Files
ik_llama.cpp/github-data/pull_requests/416 - Fix SER _CUDA_.md
2025-07-23 13:31:53 +02:00

71 lines
2.5 KiB
Markdown

### 🐛 [#416](https://github.com/ikawrakow/ik_llama.cpp/pull/416) - Fix SER (CUDA)
| **Author** | `ikawrakow` |
| :--- | :--- |
| **State** | ❌ **Closed** |
| **Created** | 2025-05-13 |
| **Updated** | 2025-05-14 |
---
#### Description
Follow up of #415. This should fix SER issues on CUDA.
---
#### 💬 Conversation
👤 **ubergarm** commented the **2025-05-13** at **15:30:55**:<br>
Interestingly I recompiled main with CUDA (after you merged #415 into main) and haven't been able to reproduce the error now.
fwiw this command is working both with and without this PR:
```
CUDA_VISIBLE_DEVICES="0" \
./build/bin/llama-server \
--model /mnt/raid/hf/DeepSeek-V3-0324-GGUF/DeepSeek-V3-0324-IQ2_K_R4/DeepSeek-V3-0324-IQ2_K_R4-00001-of-00005.gguf \
--alias ubergarm/DeepSeek-R1-IQ2_K_R4 \
--ctx-size 131072 \
-ctk f16 \
-mla 3 -fa \
-amb 512 \
-fmoe \
-ser 6,1 \
--n-gpu-layers 63 \
--override-tensor exps=CPU \
--parallel 1 \
--threads 24 \
--host 127.0.0.1 \
--port 8080
```
I don't have enough VRAM to fully offload any R1/V3 models so not sure how to best test this other than fully offload V2-Lite which probably you already did.
---
👤 **ikawrakow** commented the **2025-05-13** at **15:43:01**:<br>
On CUDA it is more difficult to trigger the bug. I used Qwen3-30B-A3B quantized with `IQ5_K`. I only have a 16 GB GPU, so I had to leave the last 19 layers of exerts on the CPU. I used `llama-cli` like this
```
./bin/llama-cli -m ../ncuda/junk.bin -t 16 -ngl 100 -c 20000 -cnv -p " " -rtr -fa -s 1234 -ot "blk\.29\.ffn=CPU,blk\.[3-4][0-9]\.ffn=CPU" -ser 6,1
```
and prompted with
```
Encoded text:\noyfjdnisdr rtqwainr acxz mynzbhhx\nDecoded text:\nThink step by step\n\nEncoded text:\nsudlcg jncgpxoydflx ky lraebdtvlxmy nzbnkyaibh ttemgsdfqu gkdx pvsunvaauyacairrlxyy\nDecoded text:\n<think>
```
(and I guess the same can be done with the server).
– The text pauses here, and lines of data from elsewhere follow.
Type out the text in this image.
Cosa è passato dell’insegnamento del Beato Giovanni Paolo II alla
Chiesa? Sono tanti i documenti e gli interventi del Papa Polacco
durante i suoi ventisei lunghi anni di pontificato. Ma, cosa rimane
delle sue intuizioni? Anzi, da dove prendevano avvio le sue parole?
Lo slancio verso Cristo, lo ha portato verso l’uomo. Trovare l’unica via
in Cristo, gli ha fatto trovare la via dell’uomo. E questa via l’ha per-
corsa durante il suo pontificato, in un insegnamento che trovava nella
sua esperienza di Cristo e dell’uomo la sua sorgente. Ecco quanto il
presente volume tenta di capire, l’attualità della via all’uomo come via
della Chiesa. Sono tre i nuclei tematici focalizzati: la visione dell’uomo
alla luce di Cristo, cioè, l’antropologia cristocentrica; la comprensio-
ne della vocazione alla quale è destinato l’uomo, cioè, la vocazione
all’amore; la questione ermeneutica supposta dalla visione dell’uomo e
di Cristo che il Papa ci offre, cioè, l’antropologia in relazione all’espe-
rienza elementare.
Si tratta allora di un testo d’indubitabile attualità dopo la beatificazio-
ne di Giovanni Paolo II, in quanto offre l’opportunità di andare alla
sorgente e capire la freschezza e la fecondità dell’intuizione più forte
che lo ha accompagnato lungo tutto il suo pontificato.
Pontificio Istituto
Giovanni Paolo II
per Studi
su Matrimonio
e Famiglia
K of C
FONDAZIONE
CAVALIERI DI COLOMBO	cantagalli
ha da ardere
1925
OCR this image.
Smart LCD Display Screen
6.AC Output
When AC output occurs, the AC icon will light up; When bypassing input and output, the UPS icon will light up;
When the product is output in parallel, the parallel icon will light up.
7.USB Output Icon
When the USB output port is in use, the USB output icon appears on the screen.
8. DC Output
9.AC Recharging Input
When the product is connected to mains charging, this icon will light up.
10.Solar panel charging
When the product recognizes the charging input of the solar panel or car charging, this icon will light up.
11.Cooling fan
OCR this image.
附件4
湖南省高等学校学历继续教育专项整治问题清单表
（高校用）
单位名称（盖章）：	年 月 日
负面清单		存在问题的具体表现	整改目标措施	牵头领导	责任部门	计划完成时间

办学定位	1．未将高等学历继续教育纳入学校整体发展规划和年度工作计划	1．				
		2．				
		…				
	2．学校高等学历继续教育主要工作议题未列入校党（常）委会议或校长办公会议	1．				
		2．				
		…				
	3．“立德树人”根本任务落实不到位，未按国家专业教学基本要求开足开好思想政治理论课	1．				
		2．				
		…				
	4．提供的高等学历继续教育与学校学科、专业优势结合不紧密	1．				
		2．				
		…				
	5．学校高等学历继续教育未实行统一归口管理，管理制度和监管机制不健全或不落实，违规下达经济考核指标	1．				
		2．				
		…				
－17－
The thinking goes well for a while, but eventually it starts spitting out `GGGGG`.
The PR fixes that.
Interestingly enough, after the fix it does solve the puzzle with `-ser 6,1`, but fails with `-ser 7,1`.
I don't think partial offload is required, and it is likely the bug will trigger quicker if all layers are on the GPU. I found it is easier to debug with a "thinking" model because there isn't much interaction required to have the model generate many tokens one-by-one.
---
👤 **ikawrakow** commented the **2025-05-13** at **15:57:54**:<br>
Oops, it is still failing with DeepSeek-Lite. Converting to draft.